Plotinos yerli Mısırlı idi. Kariyerinin ilk bölümünü İskenderiye’de tamamladıktan sonra Roma’ya gidip orada bir felsefe okulu kurdu. Eserlerini Yunanca yazdı. Porphyrios bugün Lübnan’da olan Tyre (Sur) kentinde doğdu. Asıl adı Malkhos (= Melkî), ana dili Fenikece idi. Atina’da çağın diğer önemli filozofu Longinos’un öğrencisi oldu. Roma’ya yerleşti, bir süre Sicilya’da yaşadı. Yunanca yazdı. İamblikhos Halep yakınındaki Kınnesrin’de (Khalkis) doğdu; aslen Süryani veya Arap idi. Adı Yamlikhâ (Yemliha, “hükümdar”) o devrin en yaygın Süryani erkek adlarından biridir. Muhtemelen Atina veya Roma’da tahsil gördü. Ancak yurduna dönerek Antakya-Hama yolu üzerinde bugün harabe olan Apamea’da bir okul (tekke?) kurdu. Yunanca yazdı.

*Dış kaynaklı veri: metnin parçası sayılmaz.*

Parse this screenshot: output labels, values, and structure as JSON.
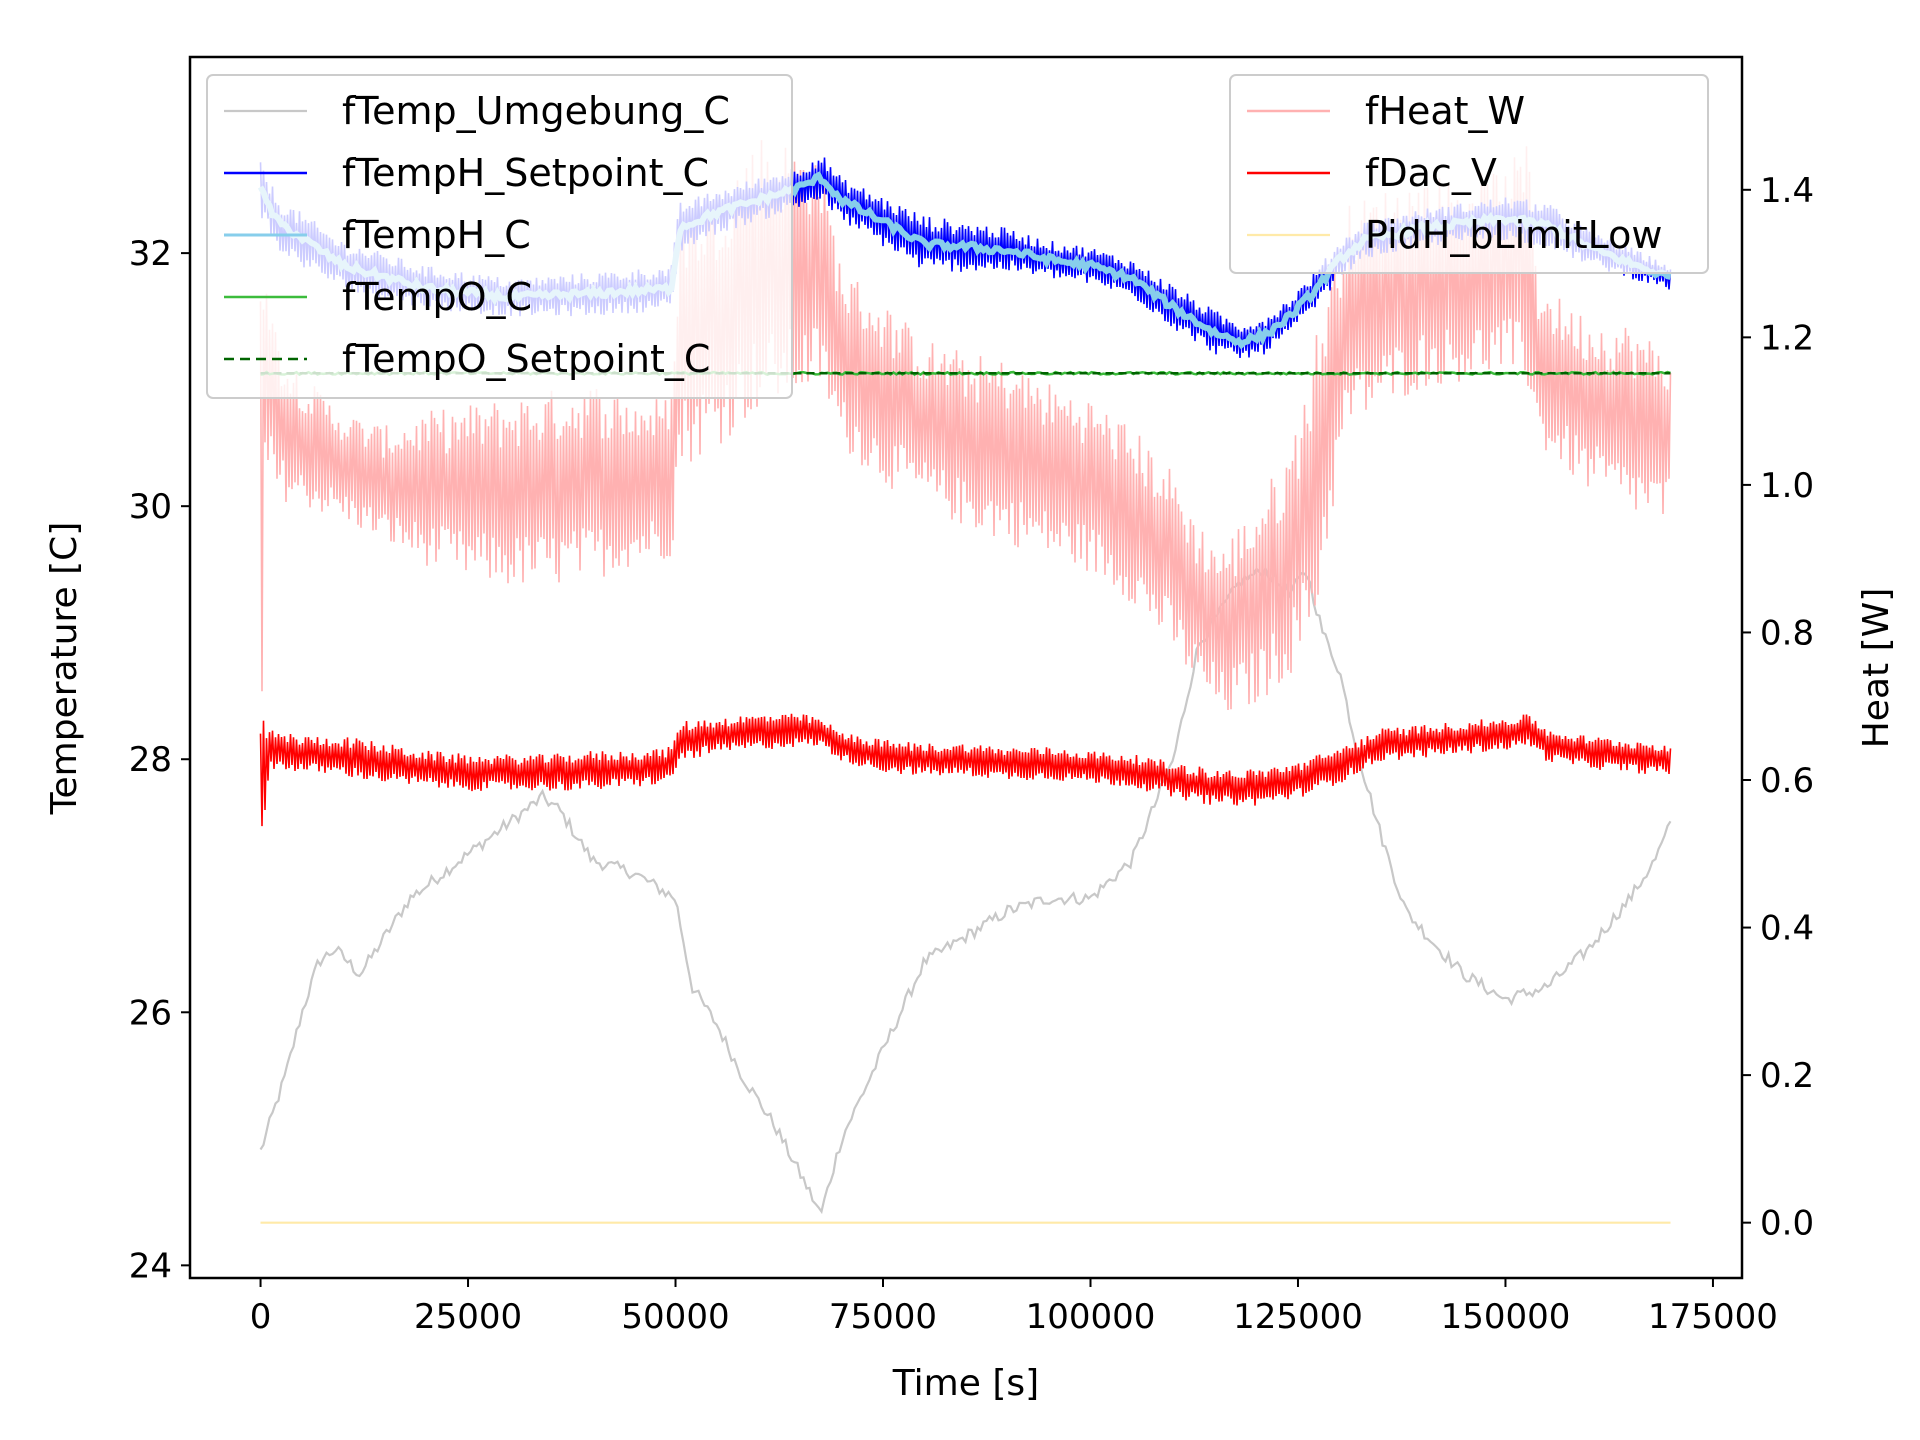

Longinus’u (213-273) da ekleyelim. Bu muhterem de aslen Humus’lu Süryani veya Araptı. Atina’ya yerleşip çağın en tanınmış filozof, filolog ve hukukçusu oldu; Neoplatoniklere katılmadı. Homeros tefsirleri yüzyıllarca klasik referans kitabı kabul edildi (ancak günümüze ulaşmadı). 250 küsur yılında bazı aile işleri için kısa süreliğine ziyaret ettiği Suriye’de Palmyra hükümdarı Zenobia’nın ( = Zeynep) mürebbisi ve daha sonra baş danışmanı oldu. Zenobia’yı Roma’ya başkaldırarak Şark’ta yeni bir imparatorluk kurması için teşvik etti. Zenobia yenilince o da yenilmiş sayılarak Romalılar tarafından idam edildi.
Saydıklarımızın dördü de yeni palazlanan Hristiyan dinine muhalif idiler. 324’te Hristiyanlığın zaferini göremeden dünyadan göçtüler.
Özetlersek. Çağın en etkili dört filozofunun dördü (Sakkas ve Origenes’i de eklersek, altının altısı) şarklı. Hiç birinin anadili Yunanca veya Latince değil. Ama hepsi Yunanca yazmış. 3. yüzyılın son çeyreğine dek hepsi eğitim ve kariyer için Batı şehirlerini tercih etmiş. Sonra o tercih zayıflamış; okul ve hatta imparatorluk kurmak için Doğuya dönenler olmuş. Demek ki: Akdeniz dünyasının sıklet merkezi Doğuya kaymış.
Yukarıdaki din dili tartışmasını da belki bu çerçevede (de) değerlendirmek doğru olabilir.